Edito DH n° 74 novembre 2000 : De la dignité du réel immédiat

Par cette périphrase, un célèbre auteur-acteur du siècle qui vient de s’achever [1] voulait signifier que le réel – acte, événement, être, objet… ‑- immédiat tel quel, non encore médiatisé, interprété, analysé, commenté – a une dignité indépassable parce qu’il contient toujours davantage de signification(s) que notre intelligence ne peut en recenser.

Au CV de nos décideurs (hospitaliers ou autres), les « humanités » ne sont plus exigées ; elles les aideraient pourtant à situer leur action dans une réflexion ample, lui « donner du sens » pour reprendre l’expression à la mode.

Car la préoccupation humaniste, quand elle se frotte à quelques lectures historiques, conduit à un constat, qu’il faut méditer :

Quelquefois, c’est malgré leur réaction de survie que des sociétés (pour n’employer pompeusement le mot civilisations) déclinent, s’effacent ou régressent. Si elles heurtent des récifs que leurs vigies ont pourtant repérés, c’est que le courant fatal est plus puissant que le bras des rameurs, l’expertise des navigateurs et la science des pilotes.

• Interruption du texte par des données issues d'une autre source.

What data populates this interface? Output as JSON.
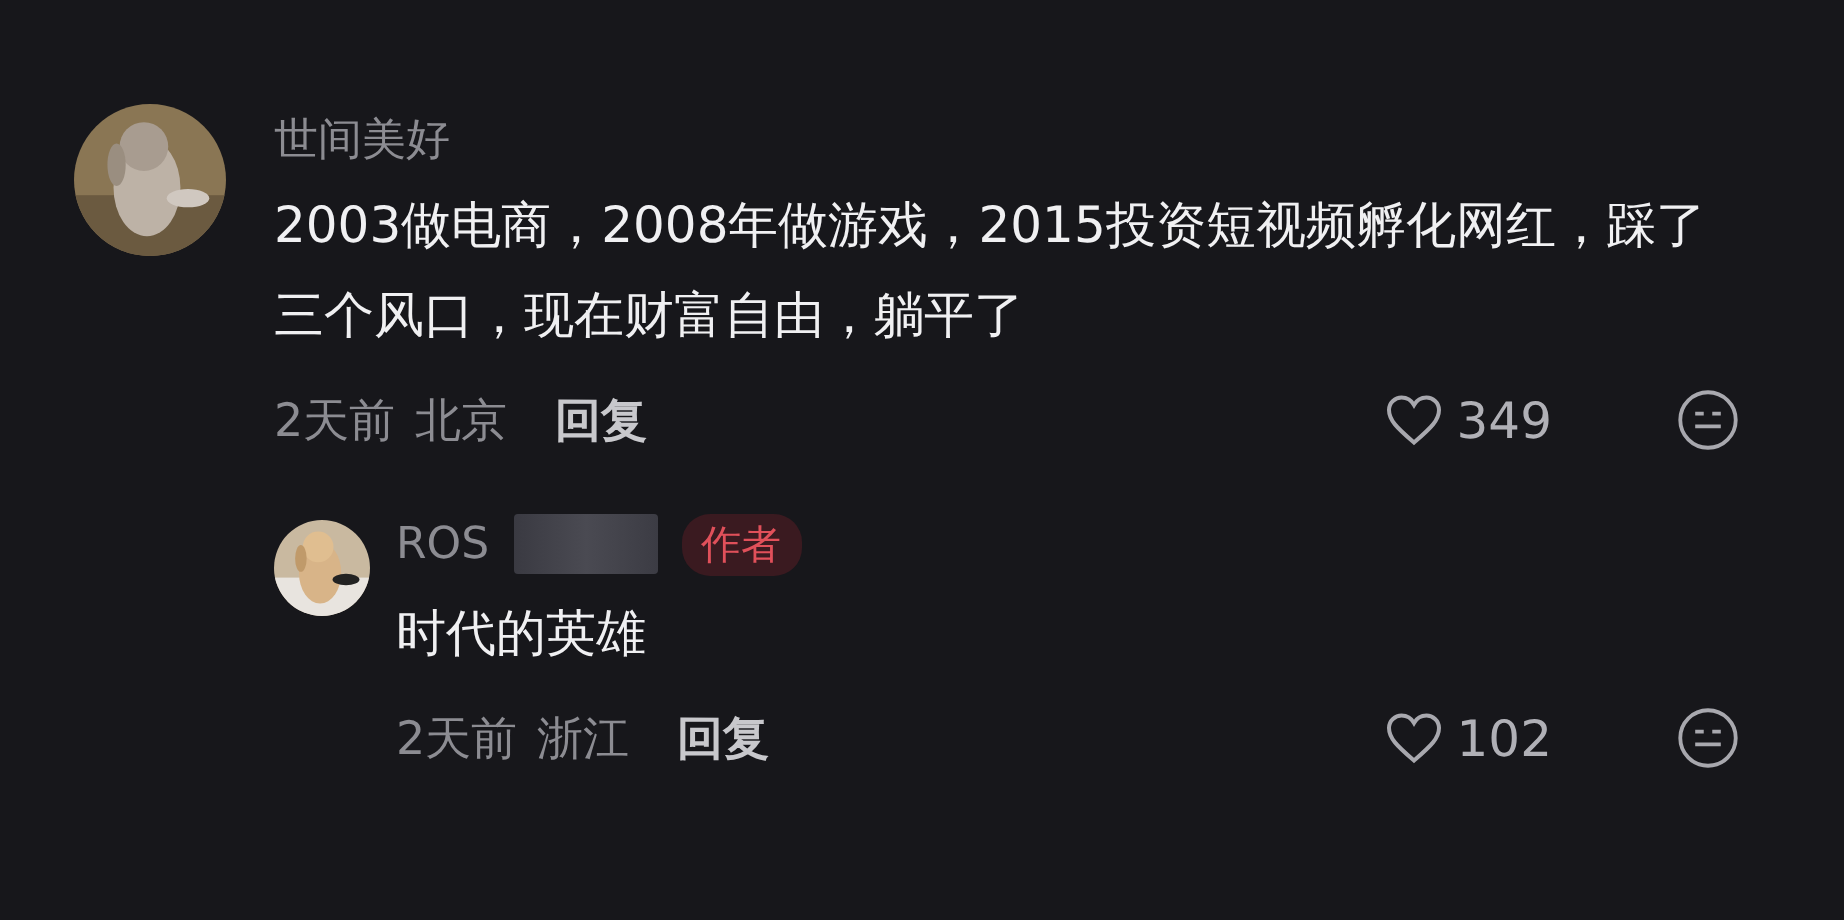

Mais bien plus souvent, c’est à leur insu et sans vraiment lutter que les sociétés se perdent : faute d’avoir appréhendé le risque, identifié l’écueil, décelé la fêlure.

Revenons modestement à notre univers sanitaire et social : Quoi ? me dira-t-on, quand avons nous été davantage qu’aujourd’hui préservés d’un tel risque de myopie intellectuelle ? Les politiques mises en œuvre sont de moins en moins empiriques. Elles s’efforcent d’étendre l’hégémonie d’une rationalité triomphante à l’ensemble du champ social : planification autant que démarche-qualité, gestion des allocations budgétaires comme celle des ressources humaines…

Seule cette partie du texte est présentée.